5. The method according to claim 1, wherein the screening the synonyms of the candidates corresponding to the candidate word set from the candidate word set according to the semantic similarity and the information divergence comprises:

6. The method of claim 1, further comprising, prior to said training challenge sample labeled with said reference translation text label as training data to challenge a pre-trained machine translation model:

Inputting the training countermeasure sample into a pre-trained machine translation model to obtain a text translation result of the training countermeasure sample output by the model, wherein the pre-trained machine translation model is obtained by training the training source input text marked with the reference translation text label as training data;

screening out the countermeasure samples with the text translation results identical to the reference translation text in the training countermeasure samples, and taking the rest of the countermeasure samples as training countermeasure samples in the second stage of training.

7. A method of challenge sample generation, comprising:

8. A method for enhancing robustness of a machine translation model, comprising:

generating the training challenge sample using the method of claim 7;

and performing resistance training on the pre-trained machine translation model by taking the training resistance sample marked with the reference translation text label as training data to obtain a machine translation model with enhanced robustness, wherein the pre-trained machine translation model is obtained by training by taking the training source input text marked with the reference translation text label as training data.

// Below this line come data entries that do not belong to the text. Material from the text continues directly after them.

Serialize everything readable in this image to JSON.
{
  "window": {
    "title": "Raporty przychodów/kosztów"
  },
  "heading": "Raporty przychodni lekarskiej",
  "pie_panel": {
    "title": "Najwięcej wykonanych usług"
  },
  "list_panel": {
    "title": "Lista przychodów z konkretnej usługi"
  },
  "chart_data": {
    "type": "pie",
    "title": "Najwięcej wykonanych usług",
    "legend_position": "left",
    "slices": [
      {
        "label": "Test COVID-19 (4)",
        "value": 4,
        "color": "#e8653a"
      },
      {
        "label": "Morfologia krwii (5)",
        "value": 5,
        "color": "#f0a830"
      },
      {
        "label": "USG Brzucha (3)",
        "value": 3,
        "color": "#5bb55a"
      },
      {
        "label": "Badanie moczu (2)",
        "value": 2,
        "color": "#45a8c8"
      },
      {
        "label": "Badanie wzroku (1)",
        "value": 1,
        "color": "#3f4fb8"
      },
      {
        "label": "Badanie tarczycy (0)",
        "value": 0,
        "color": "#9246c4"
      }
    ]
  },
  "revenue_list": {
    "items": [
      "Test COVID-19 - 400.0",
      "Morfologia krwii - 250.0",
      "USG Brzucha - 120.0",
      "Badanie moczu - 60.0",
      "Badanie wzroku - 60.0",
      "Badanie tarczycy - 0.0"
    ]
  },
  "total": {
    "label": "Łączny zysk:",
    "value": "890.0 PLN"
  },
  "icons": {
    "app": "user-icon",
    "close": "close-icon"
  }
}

9. A translation apparatus, comprising:

the text to be translated obtaining unit is used for obtaining the text to be translated;

the model translation unit is used for translating the text to be translated by utilizing a pre-trained robust machine translation model to obtain a text translation result corresponding to the text to be translated;

10. An electronic device, comprising: a memory and a processor;

The memory is used for storing programs;

the processor is configured to execute the program, implement the respective steps of the translation method as set forth in any one of claims 1 to 6, or implement the respective steps of the challenge sample generation method as set forth in claim 7, or implement the respective steps of the machine translation model robustness enhancement method as set forth in claim 8.